Synthetic Perspective
======================

1. Synthetic waveforms generated by an **explosive source** at **3 km depth** in an **one-layer crust model**:

.. figure:: /photos/Synthetic_single-layer.png
   :alt: Synthetic waveforms generated by an explosive source.
   :width: 100.0%
   :align: center

   In the figure, the synthetic vertical-component waveforms (filtered between 1-7 Hz) are shown (a), and they're computed
   in the one-layer crust model (d) by using the frequency-wavenumber (FK) synthetic seismogram package
   (`Zhu & Rivera, 2002 <https://onlinelibrary.wiley.com/doi/abs/10.1046/j.1365-246X.2002.01610.x>`_).

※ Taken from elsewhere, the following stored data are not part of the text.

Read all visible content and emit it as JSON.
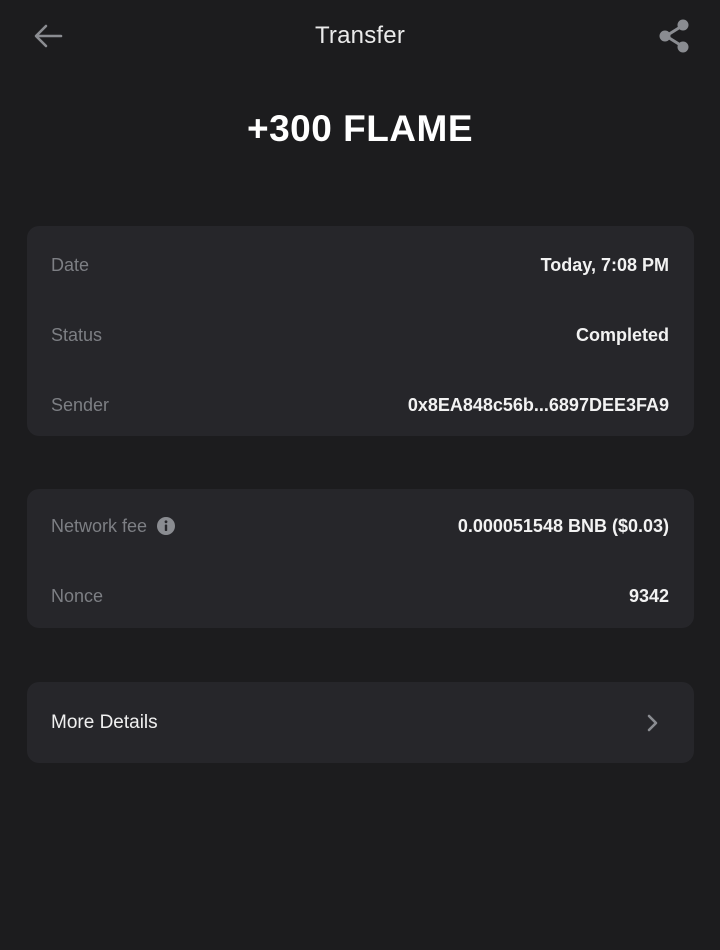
{
  "header": {
    "title": "Transfer",
    "back_icon": "arrow-left-icon",
    "share_icon": "share-icon"
  },
  "amount": "+300 FLAME",
  "details": {
    "date_label": "Date",
    "date_value": "Today, 7:08 PM",
    "status_label": "Status",
    "status_value": "Completed",
    "sender_label": "Sender",
    "sender_value": "0x8EA848c56b...6897DEE3FA9"
  },
  "fees": {
    "network_fee_label": "Network fee",
    "network_fee_value": "0.000051548 BNB ($0.03)",
    "info_icon": "info-icon",
    "nonce_label": "Nonce",
    "nonce_value": "9342"
  },
  "more": {
    "label": "More Details",
    "icon": "chevron-right-icon"
  },
  "colors": {
    "background": "#1c1c1e",
    "card": "#26262a",
    "label": "#7d7f84",
    "value": "#f2f2f2"
  }
}
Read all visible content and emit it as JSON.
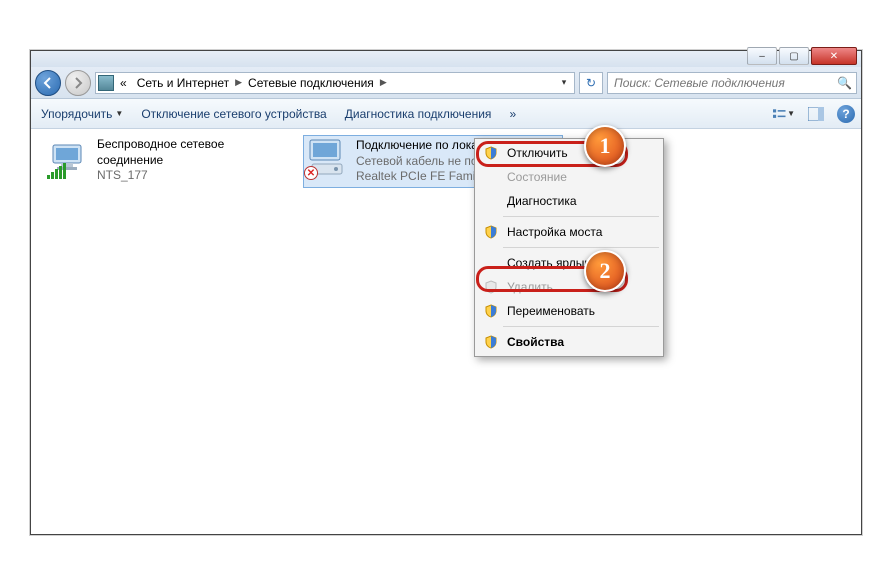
{
  "window": {
    "controls": {
      "min": "–",
      "max": "▢",
      "close": "✕"
    }
  },
  "breadcrumb": {
    "prefix": "«",
    "part1": "Сеть и Интернет",
    "part2": "Сетевые подключения"
  },
  "search": {
    "placeholder": "Поиск: Сетевые подключения"
  },
  "toolbar": {
    "organize": "Упорядочить",
    "disable_device": "Отключение сетевого устройства",
    "diagnostics": "Диагностика подключения",
    "more": "»"
  },
  "connections": {
    "wifi": {
      "title": "Беспроводное сетевое соединение",
      "ssid": "NTS_177"
    },
    "lan": {
      "title": "Подключение по локальной сети",
      "status": "Сетевой кабель не подключен",
      "adapter": "Realtek PCIe FE Family"
    }
  },
  "context_menu": {
    "disable": "Отключить",
    "state": "Состояние",
    "diagnostics": "Диагностика",
    "bridge": "Настройка моста",
    "shortcut": "Создать ярлык",
    "delete": "Удалить",
    "rename": "Переименовать",
    "properties": "Свойства"
  },
  "markers": {
    "m1": "1",
    "m2": "2"
  }
}
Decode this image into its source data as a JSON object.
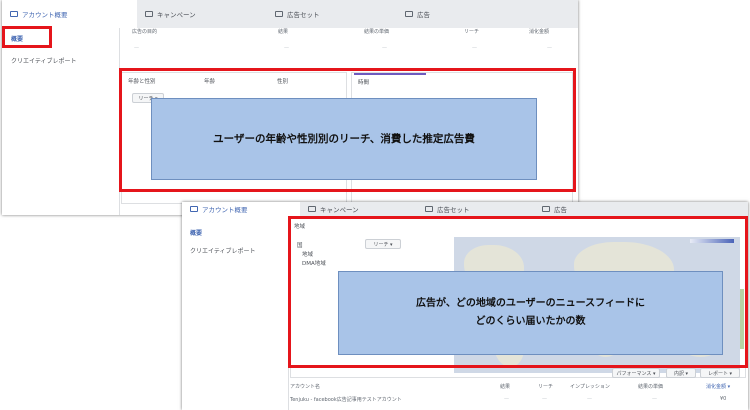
{
  "top_panel": {
    "tabs": [
      {
        "label": "アカウント概要",
        "icon": "account-overview-icon"
      },
      {
        "label": "キャンペーン",
        "icon": "folder-icon"
      },
      {
        "label": "広告セット",
        "icon": "grid-icon"
      },
      {
        "label": "広告",
        "icon": "ad-icon"
      }
    ],
    "sidebar": {
      "summary": "概要",
      "creative_report": "クリエイティブレポート"
    },
    "table_headers": [
      "広告の目的",
      "結果",
      "結果の単価",
      "リーチ",
      "消化金額"
    ],
    "dash": "—",
    "left_card_tabs": [
      "年齢と性別",
      "年齢",
      "性別"
    ],
    "left_card_button": "リーチ ▾",
    "right_card_tab": "時間",
    "annotation": "ユーザーの年齢や性別別のリーチ、消費した推定広告費"
  },
  "bottom_panel": {
    "tabs": [
      {
        "label": "アカウント概要",
        "icon": "account-overview-icon"
      },
      {
        "label": "キャンペーン",
        "icon": "folder-icon"
      },
      {
        "label": "広告セット",
        "icon": "grid-icon"
      },
      {
        "label": "広告",
        "icon": "ad-icon"
      }
    ],
    "sidebar": {
      "summary": "概要",
      "creative_report": "クリエイティブレポート"
    },
    "region_title": "地域",
    "region_options": [
      "国",
      "地域",
      "DMA地域"
    ],
    "reach_select": "リーチ ▾",
    "annotation_line1": "広告が、どの地域のユーザーのニュースフィードに",
    "annotation_line2": "どのくらい届いたかの数",
    "toolbar": {
      "performance": "パフォーマンス ▾",
      "contents": "内訳 ▾",
      "report": "レポート ▾"
    },
    "table_headers": [
      "アカウント名",
      "結果",
      "リーチ",
      "インプレッション",
      "結果の単価",
      "消化金額 ▾"
    ],
    "row_account": "Tenjuku - facebook広告記事用テストアカウント",
    "row_dash": "—",
    "row_amount": "¥0"
  },
  "colors": {
    "highlight": "#e5151b",
    "overlay": "#a9c4e8",
    "accent": "#4267b2"
  }
}
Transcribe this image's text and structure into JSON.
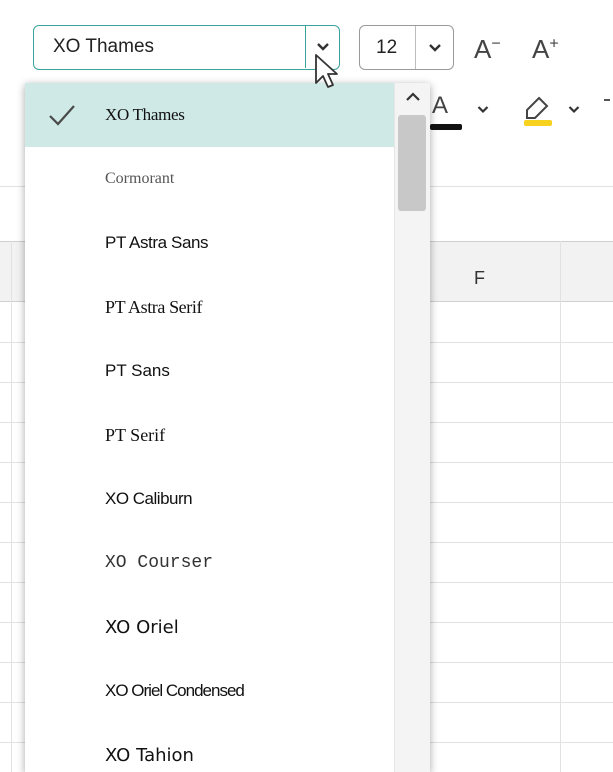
{
  "toolbar": {
    "font_name": "XO Thames",
    "font_size": "12",
    "decrease_font_label": "A",
    "decrease_font_sup": "−",
    "increase_font_label": "A",
    "increase_font_sup": "+",
    "font_color_label": "A",
    "font_color": "#111111",
    "highlight_color": "#f7d21e"
  },
  "sheet": {
    "column_header": "F"
  },
  "dropdown": {
    "items": [
      {
        "label": "XO Thames",
        "selected": true
      },
      {
        "label": "Cormorant"
      },
      {
        "label": "PT Astra Sans"
      },
      {
        "label": "PT Astra Serif"
      },
      {
        "label": "PT Sans"
      },
      {
        "label": "PT Serif"
      },
      {
        "label": "XO Caliburn"
      },
      {
        "label": "XO Courser"
      },
      {
        "label": "XO Oriel"
      },
      {
        "label": "XO Oriel Condensed"
      },
      {
        "label": "XO Tahion"
      }
    ]
  },
  "colors": {
    "accent": "#3aa39b",
    "selected_bg": "#cfe9e6"
  }
}
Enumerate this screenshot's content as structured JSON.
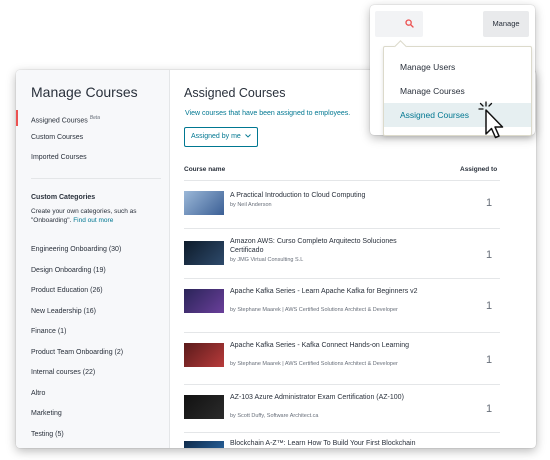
{
  "sidebar": {
    "title": "Manage Courses",
    "nav": [
      {
        "label": "Assigned Courses",
        "badge": "Beta",
        "active": true
      },
      {
        "label": "Custom Courses"
      },
      {
        "label": "Imported Courses"
      }
    ],
    "custom_categories": {
      "title": "Custom Categories",
      "description": "Create your own categories, such as \"Onboarding\".",
      "link": "Find out more"
    },
    "categories": [
      "Engineering Onboarding (30)",
      "Design Onboarding (19)",
      "Product Education (26)",
      "New Leadership (16)",
      "Finance (1)",
      "Product Team Onboarding (2)",
      "Internal courses (22)",
      "Altro",
      "Marketing",
      "Testing (5)"
    ]
  },
  "main": {
    "title": "Assigned Courses",
    "subtitle": "View courses that have been assigned to employees.",
    "filter_label": "Assigned by me",
    "filter_icon": "chevron-down-icon",
    "columns": {
      "course": "Course name",
      "assigned": "Assigned to"
    },
    "courses": [
      {
        "title": "A Practical Introduction to Cloud Computing",
        "by": "by Neil Anderson",
        "count": "1"
      },
      {
        "title": "Amazon AWS: Curso Completo Arquitecto Soluciones Certificado",
        "by": "by JMG Virtual Consulting S.L",
        "count": "1"
      },
      {
        "title": "Apache Kafka Series - Learn Apache Kafka for Beginners v2",
        "by": "by Stephane Maarek | AWS Certified Solutions Architect & Developer",
        "count": "1"
      },
      {
        "title": "Apache Kafka Series - Kafka Connect Hands-on Learning",
        "by": "by Stephane Maarek | AWS Certified Solutions Architect & Developer",
        "count": "1"
      },
      {
        "title": "AZ-103 Azure Administrator Exam Certification (AZ-100)",
        "by": "by Scott Duffy, Software Architect.ca",
        "count": "1"
      },
      {
        "title": "Blockchain A-Z™: Learn How To Build Your First Blockchain",
        "by": "",
        "count": ""
      }
    ]
  },
  "popover": {
    "search_icon": "search-icon",
    "manage_button": "Manage",
    "menu": [
      {
        "label": "Manage Users"
      },
      {
        "label": "Manage Courses"
      },
      {
        "label": "Assigned Courses",
        "active": true
      }
    ]
  },
  "colors": {
    "accent": "#007791",
    "active_marker": "#ec5252",
    "search_icon": "#ec5252"
  }
}
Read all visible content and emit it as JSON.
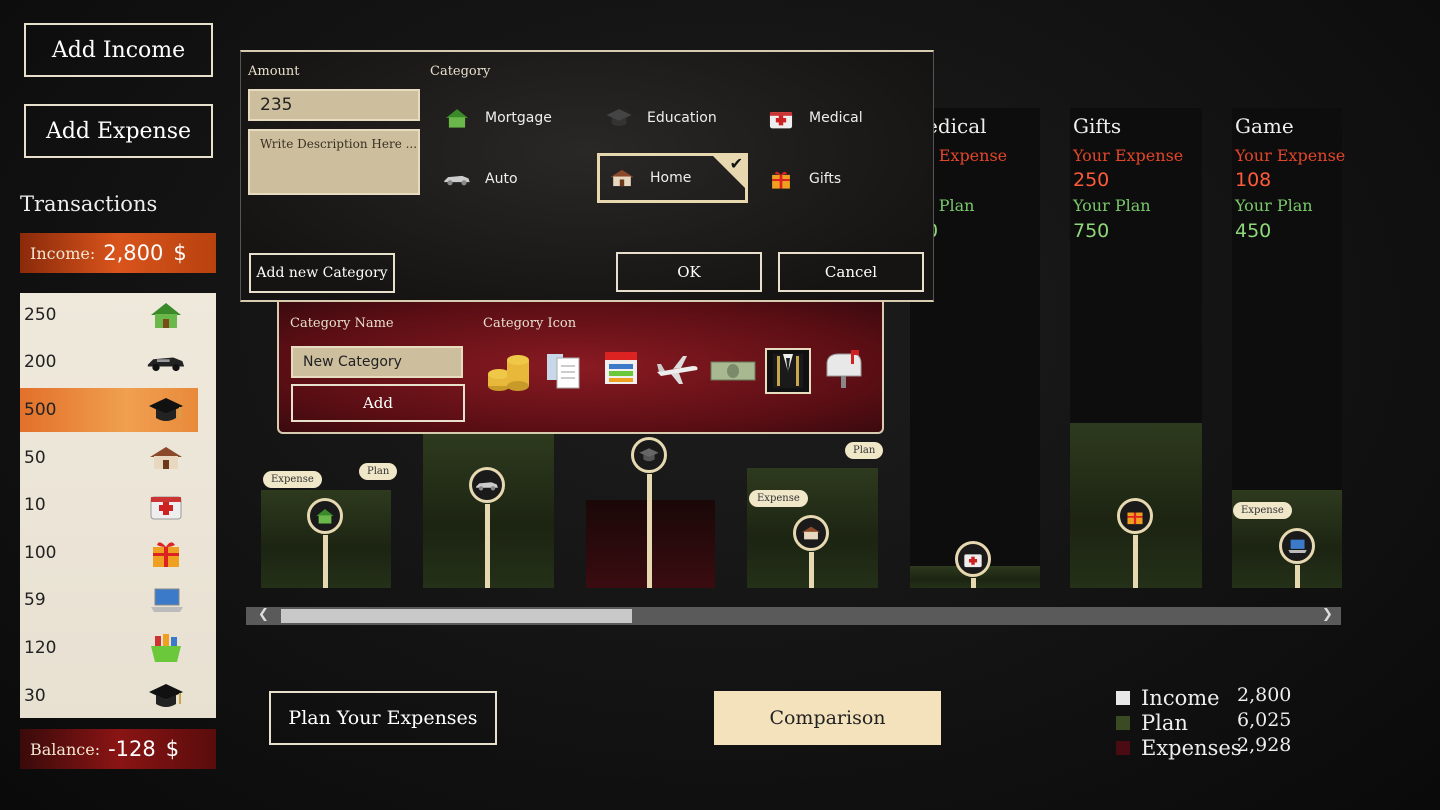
{
  "colors": {
    "accent": "#e8e0cc",
    "expense": "#ff5a3a",
    "plan": "#8ed87a",
    "income_bar": "#d9541c",
    "balance_bar": "#8a1414"
  },
  "left": {
    "add_income": "Add Income",
    "add_expense": "Add Expense",
    "transactions_title": "Transactions",
    "income_label": "Income:",
    "income_value": "2,800",
    "income_unit": "$",
    "balance_label": "Balance:",
    "balance_value": "-128",
    "balance_unit": "$",
    "transactions": [
      {
        "amount": "250",
        "icon": "house-green-icon"
      },
      {
        "amount": "200",
        "icon": "car-icon"
      },
      {
        "amount": "500",
        "icon": "graduation-cap-icon"
      },
      {
        "amount": "50",
        "icon": "house-icon"
      },
      {
        "amount": "10",
        "icon": "medical-kit-icon"
      },
      {
        "amount": "100",
        "icon": "gift-icon"
      },
      {
        "amount": "59",
        "icon": "laptop-icon"
      },
      {
        "amount": "120",
        "icon": "basket-icon"
      },
      {
        "amount": "30",
        "icon": "graduation-cap-icon"
      }
    ]
  },
  "categories_top": [
    {
      "name": "edical",
      "exp_label": "r Expense",
      "plan_label": "r Plan",
      "plan_value": "0"
    },
    {
      "name": "Gifts",
      "exp_label": "Your Expense",
      "exp_value": "250",
      "plan_label": "Your Plan",
      "plan_value": "750"
    },
    {
      "name": "Game",
      "exp_label": "Your Expense",
      "exp_value": "108",
      "plan_label": "Your Plan",
      "plan_value": "450"
    }
  ],
  "bubbles": {
    "expense": "Expense",
    "plan": "Plan"
  },
  "dialog": {
    "amount_label": "Amount",
    "amount_value": "235",
    "description_placeholder": "Write Description Here ...",
    "category_label": "Category",
    "categories": [
      {
        "label": "Mortgage",
        "icon": "house-green-icon"
      },
      {
        "label": "Education",
        "icon": "graduation-cap-icon"
      },
      {
        "label": "Medical",
        "icon": "medical-kit-icon"
      },
      {
        "label": "Auto",
        "icon": "car-icon"
      },
      {
        "label": "Home",
        "icon": "house-icon",
        "selected": true
      },
      {
        "label": "Gifts",
        "icon": "gift-icon"
      }
    ],
    "add_new_category": "Add new Category",
    "ok": "OK",
    "cancel": "Cancel"
  },
  "new_category": {
    "name_label": "Category Name",
    "name_value": "New Category",
    "icon_label": "Category Icon",
    "add": "Add",
    "icons": [
      "coins-icon",
      "documents-icon",
      "calendar-icon",
      "airplane-icon",
      "dollar-bill-icon",
      "suit-icon",
      "mailbox-icon"
    ]
  },
  "bottom": {
    "plan_your_expenses": "Plan Your Expenses",
    "comparison": "Comparison"
  },
  "legend": [
    {
      "label": "Income",
      "value": "2,800",
      "color": "#e8e8e8"
    },
    {
      "label": "Plan",
      "value": "6,025",
      "color": "#3a4a22"
    },
    {
      "label": "Expenses",
      "value": "2,928",
      "color": "#4a0c12"
    }
  ]
}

We observe minor differences between the apparent incident angles of the P and PmP waves (b) for each synthetic trace.
And the amplitude ratio between the PmP and P waves (c) is larger than 2.0 in most cases for each synthetic trace.
Note that the ratio values greater than 10.0 are plotted as inverted triangles.


2. Synthetic waveforms generated by an **explosive source** at **3 km depth** in an **multi-layer crust model**:

.. figure:: /photos/Synthetic_multi-layer.png
   :alt: Synthetic waveforms generated by an explosive source.
   :width: 100.0%
   :align: center

   In the figure, the synthetic vertical-component waveforms (filtered between 1-7 Hz), and they're computed
   in the multi-layer crust model by using the frequency-wavenumber (FK) synthetic seismogram package. Here, using the Taup 
   (`Crotwell et al., 1999 <https://doi.org/10.1785/gssrl.70.2.154>`_) package, we recognize eight main phases. Specifically, 
   we use P5.5 and P16 to denote the refracted waves along the intra-crustal interfaces, e.g., PmP5.5 and PmP16 denote the reflected waves along the intra-crustal interfaces.